The mainstream media is of course replete with liberal opinionistas who criticize Republicans far more harshly than Democrats. That is nothing new. It is truly shocking, however, when supposedly "objective" news outlets employ even more egregious double standards than the openly-biased commentators.

The Wall Street Journal's James Taranto caught the Associated Press employing one such double standard over the weekend. The AP's Ben Feller penned quite a sob story about the president's response to the Gulf spill, saying that Obama is "having to work through unforeseen problems" and made sure to note that his "ability to calmly handle many competing issues simultaneously is viewed as one of his strengths."

A contrast with the AP's rheotroic on the Bush administration's response to Hurricane Katrina reveals quite a discrepany in the organization's views on the executive's accountability for natural disasters. That New York Times columnist Frank Rich and uber-liberal mudslinger Bill Maher have both had harsher words for the current president and his response to the Gulf spill speaks volumes.

Feller wrote on Saturday,
President Barack Obama keeps reassuring the nation that stopping the Gulf oil spill and limiting the fallout on the region are his top priority.

Yet so is protecting the country against attack. And getting people back to work.

Presidencies usually don't allow for a dominant priority--just a list of priorities. . . .

Like presidents before him, Obama is having to work through unforeseen problems: offshore drilling and an environmental disaster, mine safety, the earthquake in Haiti, piracy off the Somali coast. . . .

Obama's ability to calmly handle many competing issues simultaneously is viewed as one of his strengths.

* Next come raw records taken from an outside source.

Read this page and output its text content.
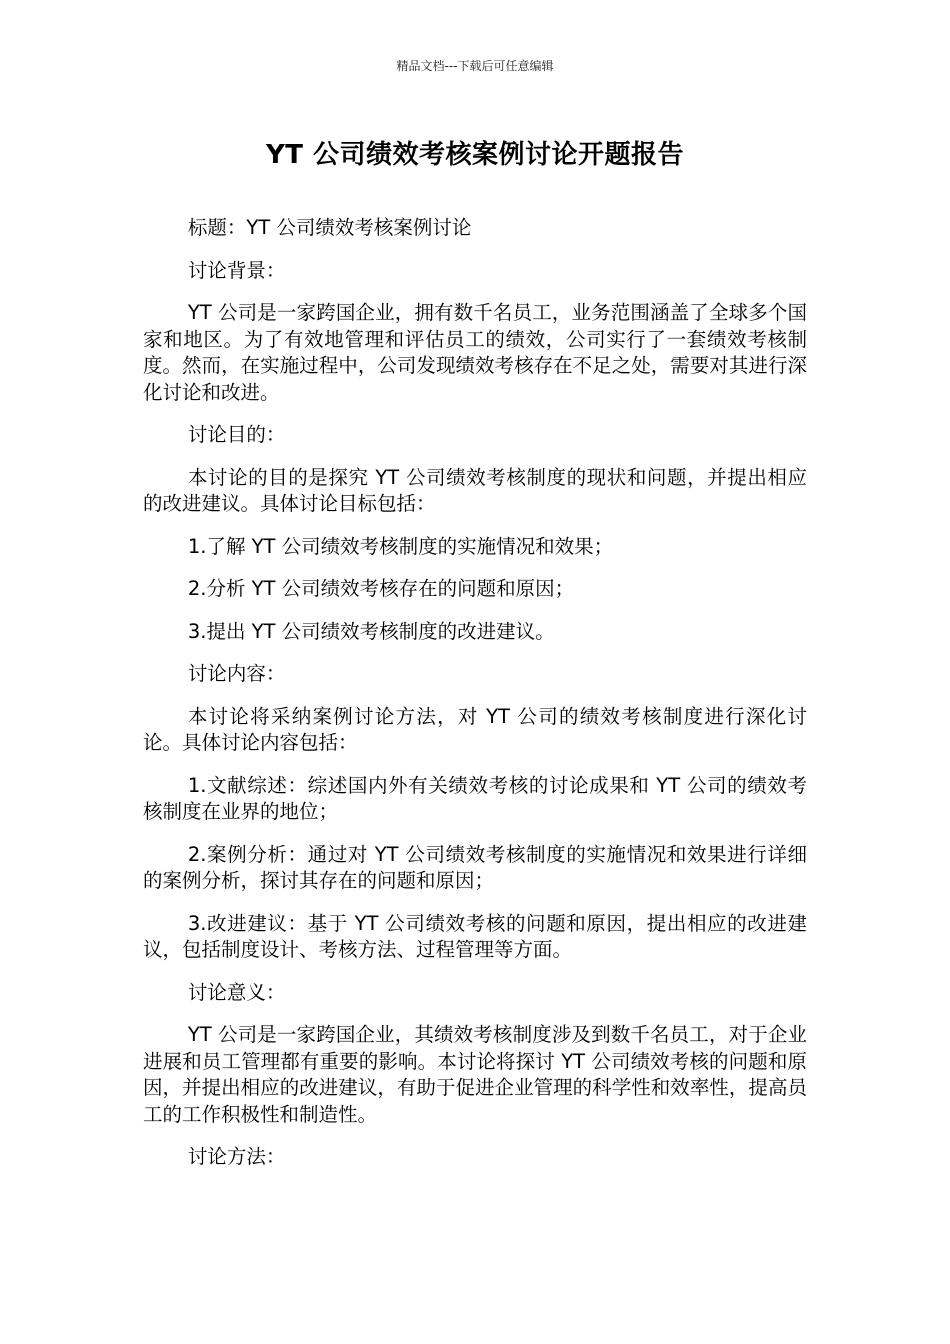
精品文档---下载后可任意编辑
YT 公司绩效考核案例讨论开题报告

标题：YT 公司绩效考核案例讨论

讨论背景：

YT 公司是一家跨国企业，拥有数千名员工，业务范围涵盖了全球多个国家和地区。为了有效地管理和评估员工的绩效，公司实行了一套绩效考核制度。然而，在实施过程中，公司发现绩效考核存在不足之处，需要对其进行深化讨论和改进。

讨论目的：

本讨论的目的是探究 YT 公司绩效考核制度的现状和问题，并提出相应的改进建议。具体讨论目标包括：

1.了解 YT 公司绩效考核制度的实施情况和效果；

2.分析 YT 公司绩效考核存在的问题和原因；

3.提出 YT 公司绩效考核制度的改进建议。

讨论内容：

本讨论将采纳案例讨论方法，对 YT 公司的绩效考核制度进行深化讨论。具体讨论内容包括：

1.文献综述：综述国内外有关绩效考核的讨论成果和 YT 公司的绩效考核制度在业界的地位；

2.案例分析：通过对 YT 公司绩效考核制度的实施情况和效果进行详细的案例分析，探讨其存在的问题和原因；

3.改进建议：基于 YT 公司绩效考核的问题和原因，提出相应的改进建议，包括制度设计、考核方法、过程管理等方面。

讨论意义：

YT 公司是一家跨国企业，其绩效考核制度涉及到数千名员工，对于企业进展和员工管理都有重要的影响。本讨论将探讨 YT 公司绩效考核的问题和原因，并提出相应的改进建议，有助于促进企业管理的科学性和效率性，提高员工的工作积极性和制造性。

讨论方法：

He has tried to let everyone know that what's unfolding in the Gulf is more than a momentary crisis. The spill, he said Friday from Grand Isle, La., is nothing less than "an assault on our shores, on our people, on the regional economy, and on communities like this one."

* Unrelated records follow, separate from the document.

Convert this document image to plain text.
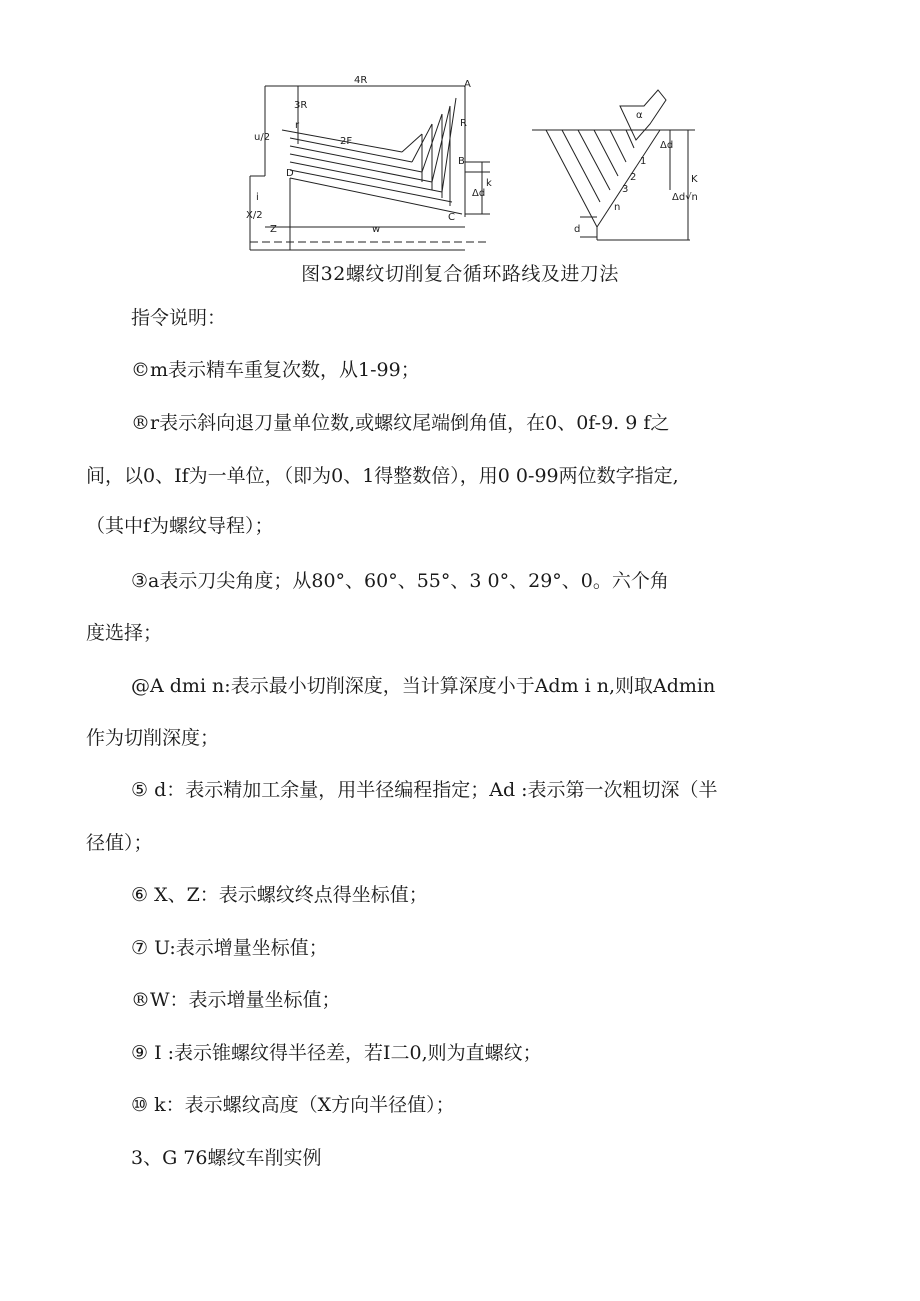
4R
3R
r
2F
R
A
B
C
D
u/2
X/2
i	Δd
k
Z	w
α
Δd
1
2
3
n
d
Δd√n
K
图32螺纹切削复合循环路线及进刀法
指令说明：
©m表示精车重复次数，从1-99；
®r表示斜向退刀量单位数,或螺纹尾端倒角值，在0、0f-9. 9 f之
间，以0、If为一单位，（即为0、1得整数倍），用0 0-99两位数字指定,
（其中f为螺纹导程）；
③a表示刀尖角度；从80°、60°、55°、3 0°、29°、0。六个角
度选择；
@A dmi n:表示最小切削深度，当计算深度小于Adm i n,则取Admin
作为切削深度；
⑤ d：表示精加工余量，用半径编程指定；Ad :表示第一次粗切深（半
径值）；
⑥ X、Z：表示螺纹终点得坐标值；
⑦ U:表示增量坐标值；
®W：表示增量坐标值；
⑨ I :表示锥螺纹得半径差，若I二0,则为直螺纹；
⑩ k：表示螺纹高度（X方向半径值）；
3、G 76螺纹车削实例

The president is also fond of saying he will not rest until the problem at hand gets fixed. The trouble is that there's always more trouble.
Keep in mind, this was not a column or an opinion piece. And neither were these two ledes, which Taranto recalls from the AP's archives:
WASHINGTON (AP)--The Iraqi insurgency is in its last throes. The economy is booming. Anybody who leaks a CIA agent's identity will be fired. Add another piece of White House rhetoric that doesn't match the public's view of reality: Help is on the way, Gulf Coast.

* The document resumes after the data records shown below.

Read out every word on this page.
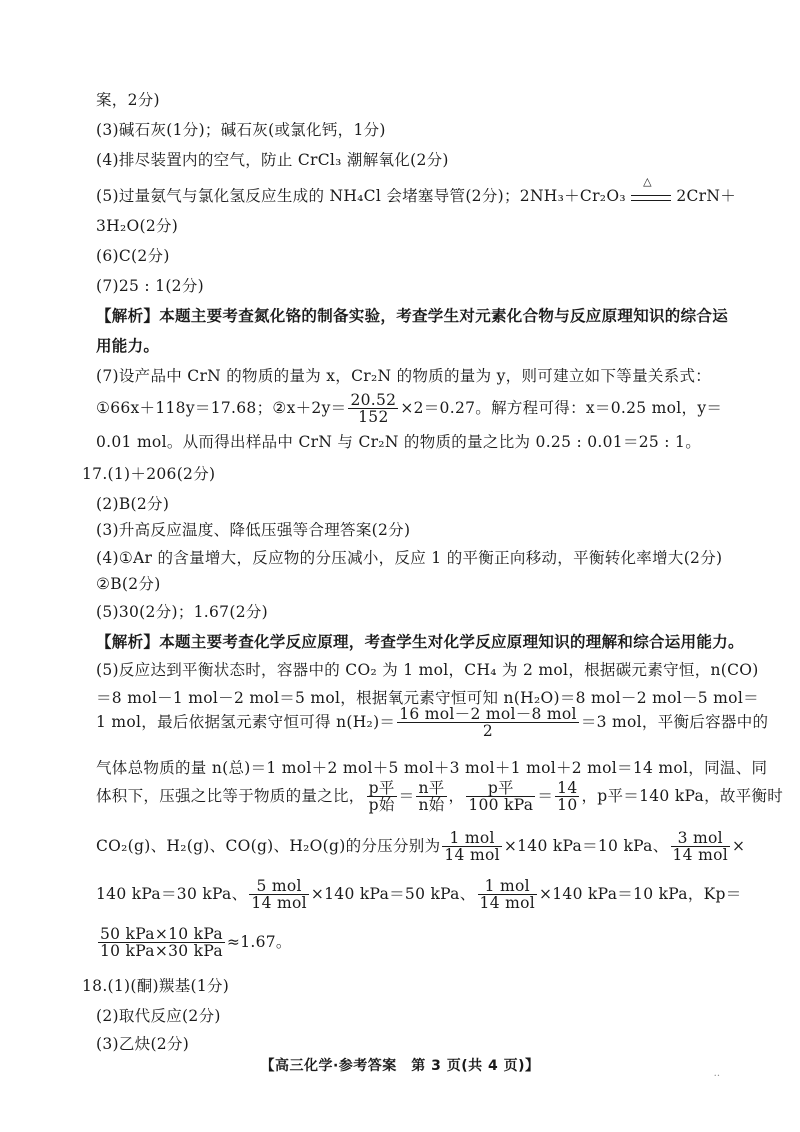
案，2分)
(3)碱石灰(1分)；碱石灰(或氯化钙，1分)
(4)排尽装置内的空气，防止 CrCl₃ 潮解氧化(2分)
(5)过量氨气与氯化氢反应生成的 NH₄Cl 会堵塞导管(2分)；2NH₃＋Cr₂O₃
△
2CrN＋
3H₂O(2分)
(6)C(2分)
(7)25 : 1(2分)
【解析】本题主要考查氮化铬的制备实验，考查学生对元素化合物与反应原理知识的综合运
用能力。
(7)设产品中 CrN 的物质的量为 x，Cr₂N 的物质的量为 y，则可建立如下等量关系式：
①66x＋118y＝17.68；②x＋2y＝ $\frac{20.52}{152} \times 2=0.27$。解方程可得：x＝0.25 mol，y＝
0.01 mol。从而得出样品中 CrN 与 Cr₂N 的物质的量之比为 0.25 : 0.01＝25 : 1。
17.(1)＋206(2分)
(2)B(2分)
(3)升高反应温度、降低压强等合理答案(2分)
(4)①Ar 的含量增大，反应物的分压减小，反应 1 的平衡正向移动，平衡转化率增大(2分)
②B(2分)
(5)30(2分)；1.67(2分)
【解析】本题主要考查化学反应原理，考查学生对化学反应原理知识的理解和综合运用能力。
(5)反应达到平衡状态时，容器中的 CO₂ 为 1 mol，CH₄ 为 2 mol，根据碳元素守恒，n(CO)
＝8 mol－1 mol－2 mol＝5 mol，根据氧元素守恒可知 n(H₂O)＝8 mol－2 mol－5 mol＝
1 mol，最后依据氢元素守恒可得 $n(H_2)= \frac{\text{16 mol－2 mol－8 mol}}{2} =3$ mol，平衡后容器中的
气体总物质的量 n(总)＝1 mol＋2 mol＋5 mol＋3 mol＋1 mol＋2 mol＝14 mol，同温、同
体积下，压强之比等于物质的量之比， $\frac{\text{p平}}{\text{p始}} = \frac{\text{n平}}{\text{n始}}$ ， $\frac{\text{p平}}{\text{100 kPa}} = \frac{14}{10}$ ，p平＝140 kPa，故平衡时
CO₂(g)、H₂(g)、CO(g)、H₂O(g)的分压分别为 $\frac{\text{1 mol}}{\text{14 mol}} \times 140$ kPa＝10 kPa、 $\frac{\text{3 mol}}{\text{14 mol}}$ ×
140 kPa＝30 kPa、 $\frac{\text{5 mol}}{\text{14 mol}} \times 140$ kPa＝50 kPa、 $\frac{\text{1 mol}}{\text{14 mol}} \times 140$ kPa＝10 kPa，Kp＝
$\frac{\text{50 kPa×10 kPa}}{\text{10 kPa×30 kPa}} \approx 1.67$。
18.(1)(酮)羰基(1分)
(2)取代反应(2分)
(3)乙炔(2分)
【高三化学·参考答案　第 3 页(共 4 页)】	..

WASHINGTON (AP)--The fatally slow response to Hurricane Katrina unleashed a wave of anger that could transform people's expectations of government, the qualities they seek in political leaders and their views of America's class and racial divides. It's a huge opportunity that neither party seems poised to exploit.
In fact, Maher and Rich, two of the left's most partisan commentators, have expressed criticisms of Obama that sound more like the AP's treatment of President Bush than President Obama.

Rich wrote,
Obama's news conference on Thursday--explaining in detail the government's response, its mistakes and its precise relationship to BP--was at least three weeks overdue. It was also his first full news conference in 10 months. Obama's recurrent tardiness in defining exactly what he wants done on a given issue--a lapse also evident in the protracted rollout of the White House's specific health care priorities--remains baffling, as does his recent avoidance of news conferences. Such diffidence does not convey a J.F.K.-redux in charge of a neo-New Frontier activist government.
Of course he also found plenty of conservatives to blame, NB's Noel Sheppard noted. But, as Taranto quips, "if Obama has lost Frank Rich, he's lost Middle America."

Meanwhile, Bill Maher descended into a bizarre tirade, equal parts racism and populism (well, maybe a bit more of the former), in criticizing Obama. He said on "Real Time,"
I thought when we elected a black president, we were going to get a black president. You know, this is where I want a real black president. I want him in a meeting with the BP CEOs, you know, where he lifts up his shirt so you can see the gun in his pants. That's--"we've got a m-----f---ing problem here?"--and shoot somebody in the foot.
"Those who've been desperately searching for racism in criticism of Obama have finally found it," writes Taranto.